Robust resource allocation in a cluster based imaging system

  • Authors:
  • Jay Smith;Vladimir Shestak;Howard Jay Siegel;Suzy Price;Larry Teklits;Prasanna Sugavanam

  • Affiliations:
  • DigitalGlobe, Longmont, CO 80503, USA and Dept. of Electrical and Computer Engineering, Colorado State University, Fort Collins, CO 80523-1373, USA;Dept. of Electrical and Computer Engineering, Colorado State University, Fort Collins, CO 80523-1373, USA and InfoPrint Solutions Company, Boulder, CO 80301, USA;Dept. of Electrical and Computer Engineering, Colorado State University, Fort Collins, CO 80523-1373, USA and Dept. of Computer Science, Colorado State University, Fort Collins, CO 80523-1373, USA;InfoPrint Solutions Company, Boulder, CO 80301, USA;InfoPrint Solutions Company, Boulder, CO 80301, USA;Dept. of Electrical and Computer Engineering, Colorado State University, Fort Collins, CO 80523-1373, USA

  • Venue:
  • Parallel Computing
  • Year:
  • 2009

Quantified Score

Hi-index 0.00

Visualization

Abstract

Recently there has been an increased demand for imaging systems in support of high-speed digital printing. The required increase in performance in support of such systems can be accomplished through an effective parallel execution of image processing applications in a distributed cluster computing environment. The output of the system must be presented to a raster based display at regular intervals, effectively establishing a hard deadline for the production of each image. Failure to complete a rasterization task before its deadline will result in an interruption of service that is unacceptable. The goal of this research was to derive a metric for measuring robustness in this environment and to design a resource allocation heuristic capable of completing each rasterization task before its assigned deadline, thus, preventing any service interruptions.
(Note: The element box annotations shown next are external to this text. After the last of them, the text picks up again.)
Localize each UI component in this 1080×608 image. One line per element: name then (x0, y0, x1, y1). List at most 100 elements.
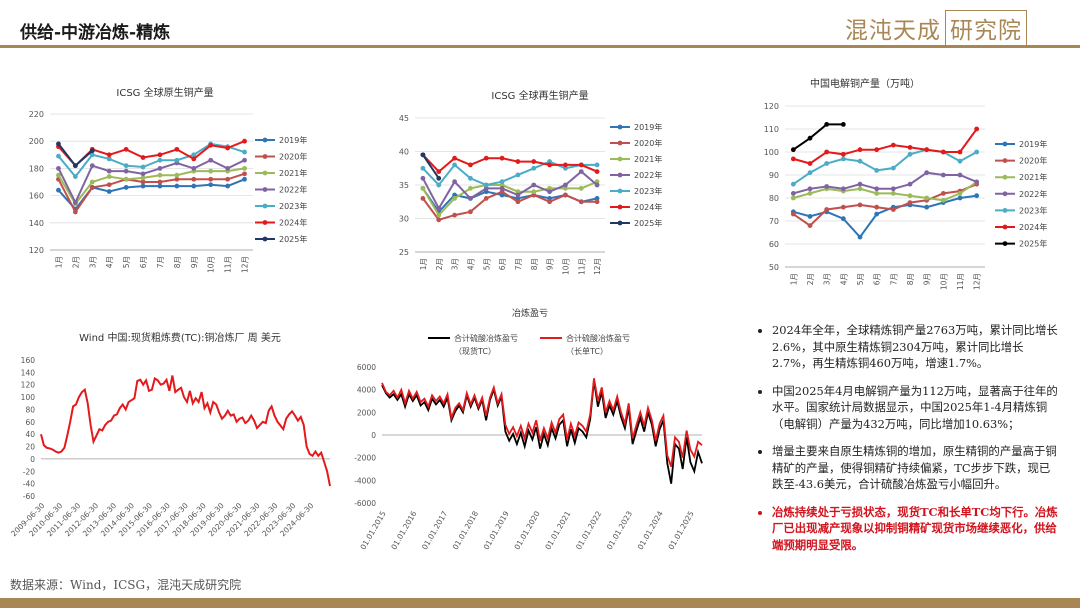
legend-label: 合计硫酸冶炼盈亏 (454, 333, 518, 343)
data-point (140, 179, 146, 185)
legend-label: 2022年 (279, 185, 307, 195)
commentary: 2024年全年，全球精炼铜产量2763万吨，累计同比增长2.6%，其中原生精炼铜… (756, 322, 1061, 564)
series-line (422, 170, 598, 211)
data-point (420, 152, 426, 158)
legend-marker (1002, 241, 1008, 247)
data-point (483, 155, 489, 161)
data-point (191, 166, 197, 171)
data-point (547, 199, 552, 205)
series-line (57, 172, 245, 214)
data-point (790, 191, 796, 196)
y-tick-label: 35 (399, 181, 409, 190)
data-point (563, 165, 568, 171)
x-tick-label: 11月 (224, 256, 233, 273)
data-point (468, 175, 473, 181)
data-point (483, 196, 489, 201)
data-point (840, 156, 846, 162)
y-tick-label: 50 (769, 263, 779, 272)
chart-smelting-profit: 冶炼盈亏 -6000 -4000 -2000 0 2000 4000 6000 合计硫酸冶炼盈亏… (354, 307, 703, 551)
data-point (807, 191, 813, 196)
data-point (89, 148, 95, 154)
x-tick-label: 11月 (956, 273, 965, 290)
x-tick-label: 12月 (973, 273, 982, 290)
legend-label: （长单TC） (566, 346, 608, 356)
data-point (106, 152, 112, 158)
legend-label: 2019年 (634, 122, 662, 132)
data-point (174, 176, 180, 182)
data-point (225, 183, 231, 189)
data-point (106, 189, 112, 194)
chart-title: ICSG 全球原生铜产量 (116, 86, 213, 99)
y-tick-label: 120 (21, 381, 36, 390)
data-point (225, 176, 231, 182)
data-point (890, 186, 896, 192)
data-point (531, 159, 537, 164)
x-tick-label: 12月 (241, 256, 250, 273)
data-point (531, 192, 537, 198)
data-point (790, 211, 796, 217)
data-point (807, 170, 813, 176)
data-point (890, 191, 896, 196)
y-tick-label: 40 (25, 430, 35, 439)
legend-label: 2019年 (1019, 139, 1047, 149)
legend-label: 2021年 (634, 154, 662, 164)
data-point (56, 187, 61, 193)
series-line (792, 183, 978, 227)
data-point (563, 182, 568, 188)
x-tick-label: 2月 (71, 256, 80, 268)
data-point (436, 169, 442, 174)
x-tick-label: 10月 (561, 258, 570, 275)
y-tick-label: 2000 (357, 408, 376, 417)
data-point (547, 196, 552, 201)
legend-label: 2020年 (634, 138, 662, 148)
data-point (483, 185, 489, 191)
data-point (857, 181, 863, 187)
data-point (452, 196, 457, 201)
data-point (123, 176, 129, 182)
x-tick-label: 01.01.2015 (358, 509, 387, 551)
data-point (56, 141, 61, 147)
data-point (807, 223, 813, 229)
data-point (242, 166, 247, 171)
legend-marker (617, 188, 623, 194)
data-point (594, 196, 600, 201)
x-tick-label: 01.01.2025 (666, 509, 695, 551)
y-tick-label: -40 (23, 480, 35, 489)
data-point (857, 186, 863, 192)
note-1: 2024年全年，全球精炼铜产量2763万吨，累计同比增长2.6%，其中原生精炼铜… (772, 322, 1061, 372)
x-tick-label: 3月 (823, 273, 832, 285)
data-point (452, 192, 457, 198)
data-point (857, 202, 863, 208)
data-point (857, 158, 863, 164)
data-point (907, 181, 913, 187)
x-tick-label: 12月 (593, 258, 602, 275)
data-point (123, 163, 129, 169)
legend-label: 2021年 (1019, 172, 1047, 182)
header-divider (0, 45, 1080, 48)
y-tick-label: -6000 (354, 499, 376, 508)
data-point (547, 159, 552, 164)
data-point (174, 146, 180, 152)
legend-label: 2023年 (279, 201, 307, 211)
data-point (907, 193, 913, 199)
series-line (422, 154, 598, 173)
x-tick-label: 2月 (435, 258, 444, 270)
y-tick-label: -2000 (354, 454, 376, 463)
data-point (140, 175, 146, 181)
logo-text: 混沌天成 (845, 18, 941, 44)
data-point (106, 174, 112, 179)
data-point (123, 185, 129, 190)
y-tick-label: -60 (23, 492, 35, 501)
x-tick-label: 01.01.2018 (451, 509, 480, 551)
y-tick-label: 60 (25, 418, 35, 427)
x-tick-label: 1月 (789, 273, 798, 285)
y-tick-label: 220 (29, 110, 44, 119)
x-tick-label: 1月 (419, 258, 428, 270)
data-point (924, 147, 930, 153)
y-tick-label: 80 (769, 194, 779, 203)
data-point (483, 182, 489, 188)
data-point (515, 172, 521, 178)
y-tick-label: 60 (769, 240, 779, 249)
legend-marker (262, 170, 268, 176)
y-tick-label: 30 (399, 215, 409, 224)
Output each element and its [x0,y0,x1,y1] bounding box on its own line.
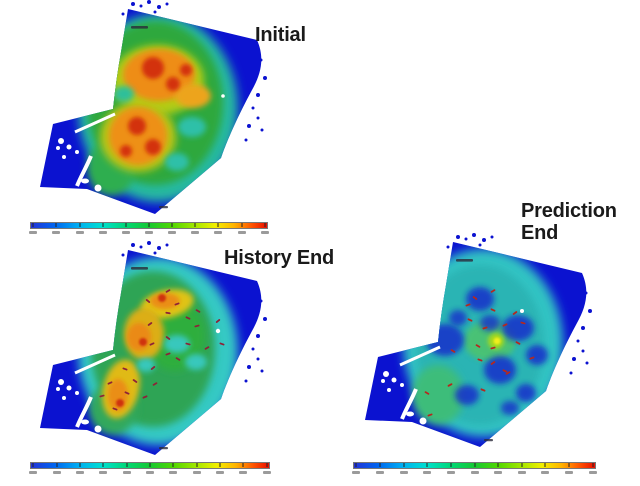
colorbar-tick-label [262,471,271,474]
well-markers-prediction [424,289,535,417]
colorbar-tick-label [376,471,385,474]
panel-title-prediction-end: Prediction End [521,200,617,244]
colorbar-tick-label [29,471,38,474]
colorbar-tick-label [192,471,201,474]
colorbar-tick-label [121,231,130,234]
colorbar-tick-label [99,471,108,474]
panel-title-prediction-line1: Prediction [521,200,617,222]
colorbar [352,462,597,474]
colorbar-tick-label [52,231,61,234]
colorbar-tick [521,463,523,467]
map-initial-interior [78,14,238,202]
colorbar-tick [403,463,405,467]
colorbar-tick [426,463,428,467]
colorbar-tick-label [169,471,178,474]
map-prediction-interior [403,249,563,437]
colorbar-tick-label [75,231,84,234]
colorbar-tick [55,223,57,227]
colorbar-tick-label [98,231,107,234]
colorbar-tick-label [52,471,61,474]
colorbar-tick-label [541,471,550,474]
colorbar-tick-label [215,471,224,474]
colorbar-tick [241,223,242,227]
colorbar-tick [266,463,268,467]
panel-title-history-end: History End [224,247,335,269]
colorbar-tick-label [564,471,573,474]
colorbar [29,462,271,474]
panel-history-end [25,241,271,474]
map-prediction-end [365,233,592,447]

We present a mathematical model of such a cluster based raster imaging system, derive a robustness metric for evaluating heuristics in this environment, and demonstrate using the metric to make resource allocation decisions. The heuristics are evaluated within a simulation of the studied raster imaging system. We clearly demonstrate the effectiveness of the heuristics by comparing their results with the results of a resource allocation heuristic commonly used in this type of system.